The stimulus-response matrix was constructed based on the responses for the target vowel presentation. Matrices were then subjected to Sequential Information Transfer Function Analysis (SINFA) using the Feature Information Xfer (FIX) software (University College of London, England). The matrices were analyzed for information transmitted and the proportion of correct responses. Sequential Information Transfer Function Analysis is advantageous in cases where the listener's responses are independent of the stimuli presented. For example, chance performance can yield different percent correct scores, depending on how speech stimuli are categorized into features. Also, SINFA offers information about perceptual features ingrained in a stimulus-response matrix and estimates the proportion of the information transfer for a given set of perceptual features. Hence, for the SINFA, stimuli need to be categorized based on perceptual or phonological features. In the present study, the vowels were categorized based on the features of tongue height, lip rounding, and place of articulation. The place feature classified the vowels as front or back, lip rounding consisted of rounded or unrounded options, and tongue height classified the vowels as high or low. The chance performance for each vowel identification is 25%. However, if the vowels are categorized based on the lip rounding feature (rounded vowels vs. unrounded vowels), the chance-performance would be 50%. Similarly, chance performance would be 50% when the vowels are classified based on the place and tongue height of the vowel. In these cases, the stimuli-specific percent correct scoring would be anomalous if the participant's responses are biased despite the responses being independent of the stimuli presented. However, the information transfer would be 0%, thus efficiently accounting for the listener's bias.35 Hence, in the current study, the stimulus-response matrix for the target vowel identification was further subjected to SINFA. After the vowels were categorized into features, the information transfer per feature was calculated by a sequence of iterations in which one feature was partialled out per iteration by holding that feature constant. For a detailed description refer to.36 The features of the matrices used to categorize vowels are represented in Table 3.

Table 3
Features of the matrices according to which the vowels were classified

A three-way ANOVA with repeated measures was done to evaluate the information transfer under different processing schemes. For this analysis, processing schemes (EAS, FAME, and SV speech), F0-difference (0, 1, 2, and 4 semitone difference between the concurrent vowels), and features (place, lip rounding, and tongue height) served as the independent variables. Results revealed that there was no effect of processing scheme on information transfer (F (2, 28) = 0.62, p = 0.55, η2p = 0.04). However, significant effect of F0 difference (F (3, 42) = 6.18, p < 0.05, η2p = 0.31) and features (F (2, 14) = 39.21, p < 0.05, η2p = 0.74) on information transfer was seen. The mean and standard deviation information transmission scores for each feature under the three processing schemes in 0, 1, 2, and 4 semitone conditions are represented in Table 4.

Table 4
Mean and standard deviation of information transfer for the EAS, FAME, and SV speech with 0, 1, 2, and 4 semitone differences

Perception of Zebra Speech through SV, EAS, and FAME

The perception of Zebra speech processed through EAS, FAME, and SV condition was assessed. The participants were asked to attend to the target stimuli and repeat the sentence. Scores were based on the number of keywords correctly identified by the participants in the three conditions. The mean and standard deviation of the total correct scores of the participants are represented in Table 5.

Table 5
Mean and standard deviation of total correct scores for Zebra speech processed through EAS, FAME, and SV conditions. The maximum possible score is 35

One-way ANOVA with repeated measures was used to evaluate the effect of processing strategy on the perception of Zebra speech. Before the analysis, total correct scores were converted into rationalized arcsine units (RAUs) scores to account for the critical differences such as floor and/or ceiling effects present in the conventional scoring method (Studebaker, 1985). The following formula proposed by Sherbecoe and Studebaker37 was used to convert total correct scores into RAU scores.

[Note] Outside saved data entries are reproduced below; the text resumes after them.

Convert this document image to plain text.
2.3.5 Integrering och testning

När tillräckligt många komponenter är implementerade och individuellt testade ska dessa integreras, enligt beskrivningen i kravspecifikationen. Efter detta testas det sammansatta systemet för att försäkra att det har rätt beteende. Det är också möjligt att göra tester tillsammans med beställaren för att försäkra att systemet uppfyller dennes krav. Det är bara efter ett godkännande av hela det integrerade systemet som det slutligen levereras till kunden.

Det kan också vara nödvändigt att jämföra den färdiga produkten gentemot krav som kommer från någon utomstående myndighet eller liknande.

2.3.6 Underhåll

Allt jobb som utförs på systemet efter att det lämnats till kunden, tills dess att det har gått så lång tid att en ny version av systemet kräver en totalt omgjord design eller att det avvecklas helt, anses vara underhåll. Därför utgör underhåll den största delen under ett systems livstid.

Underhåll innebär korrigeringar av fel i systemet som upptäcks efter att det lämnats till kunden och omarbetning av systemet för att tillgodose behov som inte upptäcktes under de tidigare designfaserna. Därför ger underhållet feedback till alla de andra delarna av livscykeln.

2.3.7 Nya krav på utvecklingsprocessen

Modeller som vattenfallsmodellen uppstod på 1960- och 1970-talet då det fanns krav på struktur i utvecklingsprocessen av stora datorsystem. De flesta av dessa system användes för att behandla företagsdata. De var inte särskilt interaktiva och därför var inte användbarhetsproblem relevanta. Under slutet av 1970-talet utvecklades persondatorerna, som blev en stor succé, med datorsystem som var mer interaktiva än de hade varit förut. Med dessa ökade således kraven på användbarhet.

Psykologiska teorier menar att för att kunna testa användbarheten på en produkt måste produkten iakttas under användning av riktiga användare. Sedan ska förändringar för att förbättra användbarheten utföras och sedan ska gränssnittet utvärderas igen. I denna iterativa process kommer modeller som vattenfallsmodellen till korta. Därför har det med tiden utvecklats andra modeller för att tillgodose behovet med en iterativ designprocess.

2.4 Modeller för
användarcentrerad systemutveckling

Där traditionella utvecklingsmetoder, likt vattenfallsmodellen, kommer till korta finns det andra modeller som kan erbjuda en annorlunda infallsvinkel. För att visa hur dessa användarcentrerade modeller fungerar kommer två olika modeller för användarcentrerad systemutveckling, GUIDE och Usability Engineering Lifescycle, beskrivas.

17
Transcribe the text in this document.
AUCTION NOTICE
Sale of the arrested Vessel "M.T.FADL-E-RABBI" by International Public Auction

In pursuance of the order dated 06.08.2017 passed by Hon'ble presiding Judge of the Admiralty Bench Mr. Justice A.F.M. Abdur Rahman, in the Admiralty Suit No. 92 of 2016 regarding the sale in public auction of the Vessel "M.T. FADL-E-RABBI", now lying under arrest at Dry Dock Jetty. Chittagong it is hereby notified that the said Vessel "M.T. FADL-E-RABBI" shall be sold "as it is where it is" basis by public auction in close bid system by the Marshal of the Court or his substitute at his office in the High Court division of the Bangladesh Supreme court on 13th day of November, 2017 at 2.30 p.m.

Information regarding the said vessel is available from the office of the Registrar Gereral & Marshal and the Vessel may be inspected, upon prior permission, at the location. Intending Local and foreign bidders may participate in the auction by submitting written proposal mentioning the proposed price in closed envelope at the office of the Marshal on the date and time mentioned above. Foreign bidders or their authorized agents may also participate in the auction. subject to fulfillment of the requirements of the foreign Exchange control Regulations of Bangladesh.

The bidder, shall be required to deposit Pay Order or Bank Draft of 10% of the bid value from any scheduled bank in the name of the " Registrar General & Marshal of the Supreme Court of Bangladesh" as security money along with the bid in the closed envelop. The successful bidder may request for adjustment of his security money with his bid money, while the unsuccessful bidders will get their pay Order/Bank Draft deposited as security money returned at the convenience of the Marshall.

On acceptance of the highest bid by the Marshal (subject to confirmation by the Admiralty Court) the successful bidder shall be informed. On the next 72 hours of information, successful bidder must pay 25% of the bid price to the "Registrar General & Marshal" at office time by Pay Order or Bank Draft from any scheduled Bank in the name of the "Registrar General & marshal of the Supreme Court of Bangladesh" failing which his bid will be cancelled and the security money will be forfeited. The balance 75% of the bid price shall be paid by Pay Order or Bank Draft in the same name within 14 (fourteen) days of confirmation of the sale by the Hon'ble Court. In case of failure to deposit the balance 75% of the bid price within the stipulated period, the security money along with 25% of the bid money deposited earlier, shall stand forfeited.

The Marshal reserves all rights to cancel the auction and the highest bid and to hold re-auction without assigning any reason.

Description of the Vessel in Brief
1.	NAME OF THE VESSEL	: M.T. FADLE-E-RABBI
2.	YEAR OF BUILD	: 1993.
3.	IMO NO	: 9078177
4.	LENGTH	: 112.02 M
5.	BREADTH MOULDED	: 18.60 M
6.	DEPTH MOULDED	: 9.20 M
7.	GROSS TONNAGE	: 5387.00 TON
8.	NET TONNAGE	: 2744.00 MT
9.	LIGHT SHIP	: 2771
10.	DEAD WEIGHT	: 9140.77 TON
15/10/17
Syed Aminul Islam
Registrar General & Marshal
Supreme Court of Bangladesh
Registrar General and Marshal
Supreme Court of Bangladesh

(1) t = arcsin ( x n + 1 ) + arcsin ( x + 1 n + 1 )

Here, ‘x’ is the score obtained by the participants and ‘n’ is the total possible score.

(2) R A U = ( 146 π ) × t 23

One-way ANOVA with repeated measures revealed that signal processing strategy had a significant main effect on Zebra speech perception (F (2, 28) = 5.73, p = 0.008, η2p = 0.29). The pairwise comparisons with Bonferroni corrections showed that the perception through EAS (p = 0.01) and FAME (p = 0.03) was significantly different from the perception of SV speech. Perception of Zebra speech through EAS and FAME was significantly better than SV speech. There was no significant difference between the perception of stimuli processed through EAS and FAME (p = 1.00).

Discussion

Concurrent Vowel Identification

In the concurrent vowel identification task, performance was estimated as a function of the differences in F0 between the vowels and as a function of processing strategies (EAS, FAME, and SV vocoder). Since the TFS effectively carries pitch information, it was predicted that d-prime for concurrent vowel identification would be better in EAS and FAME than in SV. However, the d-prime and SINFA analyses revealed that there was no significant difference between the strategies in terms of concurrent vowel identification ability. Also, there was no significant interaction between processing strategies and the F0 difference. These results suggest that TFS is not essential for the identification of concurrent vowels. Alternatively, it can be interpreted that the F0 differences, which are effectively carried by the TFS, may not be essential for concurrent vowel identification.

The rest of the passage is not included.